“Temes que ser pragmátiques.…pensar em ganhar os jogues, se o fizermos com cólidade, como já o fazemo-lo, melhor ainda”, “Não podemo-nos priócupar com os nosses rivais”, “Hoje semos os melhores, jegámos munta bem”. Já reconheceram a autoria deste “pretoguês”? É Jorge Jesus, pois claro. Clubismos à parte, acho imensa piada a este indivíduo. Conheci-o de perto quando era ainda treinador do Amora, num jogo a contar para o campeonato da II divisão “B”, Zona Sul, disputado no Montijo e que acabou empatado a uma bola. Foi há 21 anos, mas lembro-me como se fosse ontem. Os adeptos da casa ficaram descontentes com a arbitragem e protestaram no fim do jogo. Jorge Jesus, já na altura com algum cabelo grisalho, indumentária preta e pastilha elástica, parou em frente aos montijenses furiosos e abanou a cabeça em sinal de reprovação, separado pelo gradeamento do saudoso Campo Luís Almeida Fidalgo – foi o que lhe valeu. Foi levado para o balneário pelas autoridades, e nunca mais o vi em carne e osso. Mas a imagem ficou-me na retina. Estava ali um personagem que ia dar que falar.

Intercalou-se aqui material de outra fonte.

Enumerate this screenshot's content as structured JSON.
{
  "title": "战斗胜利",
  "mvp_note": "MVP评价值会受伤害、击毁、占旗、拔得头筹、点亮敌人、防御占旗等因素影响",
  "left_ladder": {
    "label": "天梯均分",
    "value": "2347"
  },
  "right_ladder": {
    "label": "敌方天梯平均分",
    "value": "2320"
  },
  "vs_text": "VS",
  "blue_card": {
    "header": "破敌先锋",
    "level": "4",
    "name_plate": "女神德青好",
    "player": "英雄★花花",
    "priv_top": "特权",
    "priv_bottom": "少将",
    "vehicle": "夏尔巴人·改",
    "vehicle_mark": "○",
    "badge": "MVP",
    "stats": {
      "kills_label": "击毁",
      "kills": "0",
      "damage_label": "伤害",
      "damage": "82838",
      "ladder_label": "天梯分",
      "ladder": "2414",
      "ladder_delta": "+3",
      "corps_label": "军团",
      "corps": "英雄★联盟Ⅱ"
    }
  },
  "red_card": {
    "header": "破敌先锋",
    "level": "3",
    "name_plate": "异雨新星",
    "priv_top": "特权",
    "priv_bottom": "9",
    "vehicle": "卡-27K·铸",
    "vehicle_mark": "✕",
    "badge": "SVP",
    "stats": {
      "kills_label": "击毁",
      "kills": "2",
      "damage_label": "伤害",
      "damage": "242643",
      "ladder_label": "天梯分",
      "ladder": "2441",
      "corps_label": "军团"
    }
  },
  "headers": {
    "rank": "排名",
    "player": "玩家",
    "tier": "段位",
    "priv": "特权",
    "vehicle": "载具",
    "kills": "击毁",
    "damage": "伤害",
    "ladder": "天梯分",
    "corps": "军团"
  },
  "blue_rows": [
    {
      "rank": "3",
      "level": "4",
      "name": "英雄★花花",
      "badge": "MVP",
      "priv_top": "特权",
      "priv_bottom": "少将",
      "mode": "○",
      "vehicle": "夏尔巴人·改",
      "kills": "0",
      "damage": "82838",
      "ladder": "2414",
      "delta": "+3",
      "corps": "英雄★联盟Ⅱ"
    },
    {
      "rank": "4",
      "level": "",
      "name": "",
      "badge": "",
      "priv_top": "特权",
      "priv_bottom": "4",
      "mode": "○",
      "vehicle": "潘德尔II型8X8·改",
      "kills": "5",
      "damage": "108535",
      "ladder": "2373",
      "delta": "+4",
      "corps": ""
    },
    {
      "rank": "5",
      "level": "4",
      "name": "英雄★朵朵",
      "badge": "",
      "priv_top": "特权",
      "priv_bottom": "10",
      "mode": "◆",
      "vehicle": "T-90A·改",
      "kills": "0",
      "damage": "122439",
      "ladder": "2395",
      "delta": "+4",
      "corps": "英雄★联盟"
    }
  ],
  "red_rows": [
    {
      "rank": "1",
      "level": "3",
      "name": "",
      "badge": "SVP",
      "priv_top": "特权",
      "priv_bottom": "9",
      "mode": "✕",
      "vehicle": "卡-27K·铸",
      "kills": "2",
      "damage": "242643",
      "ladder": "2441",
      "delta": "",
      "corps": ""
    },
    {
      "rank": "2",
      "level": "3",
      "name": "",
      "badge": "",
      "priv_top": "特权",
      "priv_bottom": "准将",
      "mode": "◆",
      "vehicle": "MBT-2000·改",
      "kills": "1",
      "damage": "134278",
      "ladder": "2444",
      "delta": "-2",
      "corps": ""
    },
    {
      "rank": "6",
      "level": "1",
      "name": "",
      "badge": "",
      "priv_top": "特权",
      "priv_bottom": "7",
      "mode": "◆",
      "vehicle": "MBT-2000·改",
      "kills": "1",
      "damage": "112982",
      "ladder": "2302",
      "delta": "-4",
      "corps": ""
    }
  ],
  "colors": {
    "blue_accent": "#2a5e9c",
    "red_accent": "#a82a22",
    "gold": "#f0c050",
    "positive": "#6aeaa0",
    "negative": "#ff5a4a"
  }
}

E realmente é mesmo assim. Jorge Jesus é um dos treinadores de topo em Portugal e no mundo, e nos quatro anos que leva de Benfica recuperou a então moribunda águia e voltou a apontar-lhe o caminho do sucesso. Olhando para a sua carreira desportiva, vemos que estamos aqui na presença se um “self made man”. Como atleta chegou a jogar no Sporting, nos anos 70, e viria a terminar a carreira na III Divisão, no Almancilense, em finais dos anos 80. Como treinador não podia ter começado melhor, levando o Amora à Liga de Honra exactamente no tal ano em que o vi no Montijo. Seguiram-se o Felgueiras, que levou à divisão principal pela primeira vez na História, e vários clubes da divisão principal, como o Est. Amadora, Belenenses ou os dois Vitórias, de Setúbal e Guimarães. Foi depois de levar o Braga ao quinto posto em 2009 que foi contratado por Luís Filipe Vieira, e depois foi o que se sabe. Uma das razões para o seu sucesso na Luz foi a experiência e o seu conhecimento do futebol português. Não fossem os seus 58 anos, e provavelmente teria grandes clubes europeus interessados nos seus serviços.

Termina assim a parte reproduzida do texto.